Legittimo il licenziamento se la dipendente in malattia svolge un’altra attività
È legittimo il licenziamento della dipendente che durante la malattia ha svolto un’altra attività altrove. La condotta della dipendente è indice di scorrettezza e mala fede, ledendo il vincolo fiduciario alla base del rapporto. Inoltre, con tale condotta la lavoratrice viola i doveri di cura e sollecita guarigione, in quanto lo svolgimento di un’attività alternativa durante il periodo di malattia ritarda il recupero delle condizioni di salute, ostacolando la ripresa del posto di lavoro. È, dunque, legittimo il licenziamento disciplinare irrogato alla dipendente per lo svolgimento di un’altra attività durante la malattia ed è irrilevante che subito dopo la dipendente fosse rientrata in servizio.
Cass. (ord.) 15/01/2024 n. 1472

Minaccia grave verso il superiore e giusta causa di licenziamento
Le accuse pronunciate dalla lavoratrice in presenza dei colleghi per cui la responsabile aziendale vendeva merce di altri marchi non presenti nel catalogo dei prodotti aziendali, accompagnate da affermazioni quali “ce l’ho in pugno” e “ho vinto, ho vinto”, integrano gli estremi della minaccia grave, da intendersi quale prospettazione di voler arrecare un danno ingiusto ad un superiore. Essendosi rivelate le accuse infondate, le affermazioni della lavoratrice sono anche una manifestazione di insubordinazione, che ricomprende qualsiasi comportamento idoneo a pregiudicare il corretto svolgimento delle disposizioni impartite nel quadro dell’organizzazione aziendale. È giustificata l’irrogazione del licenziamento senza preavviso, posto che le affermazioni della lavoratrice sono indice di irreparabile lesione del vincolo fiduciario alla base del rapporto di lavoro.

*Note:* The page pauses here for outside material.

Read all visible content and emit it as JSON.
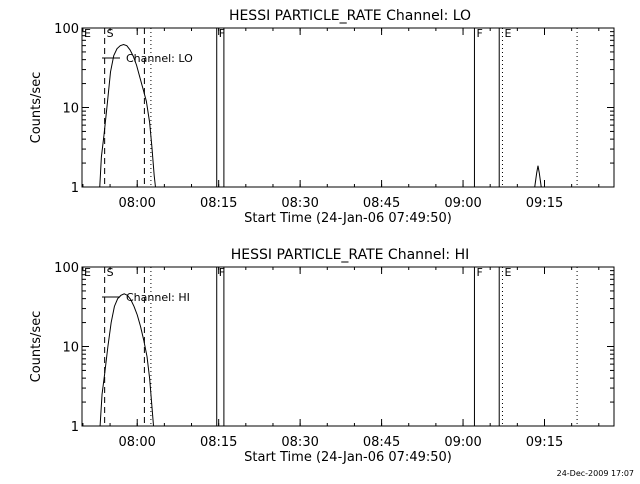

Cass. (ord.) 16/01/2024 n. 1686

Accesso del lavoratore alla pensione e inadempimento datoriale dell’ordine di reintegrazione
Se la sentenza di reintegrazione è rimasta ineseguita e il lavoratore, nel frattempo, è stato collocato in pensione, a quest’ultimo non competono le retribuzioni mensili maturate nel periodo successivo all’accesso alla pensione. La presentazione della domanda di pensione di vecchiaia ed il suo conseguimento da parte del lavoratore sono fatti ostativi alla reintegrazione, in quanto determinano la risoluzione del rapporto di lavoro per volontà dello stesso lavoratore. La collocazione in pensione del lavoratore ha fatto venir meno la possibilità di ricostituzione del rapporto, ragion per cui al datore di lavoro non può essere ascritta una responsabilità per la mancata reintegrazione in servizio del lavoratore, nel frattempo pensionato, quale effetto della sentenza che aveva annullato il licenziamento precedentemente irrogato.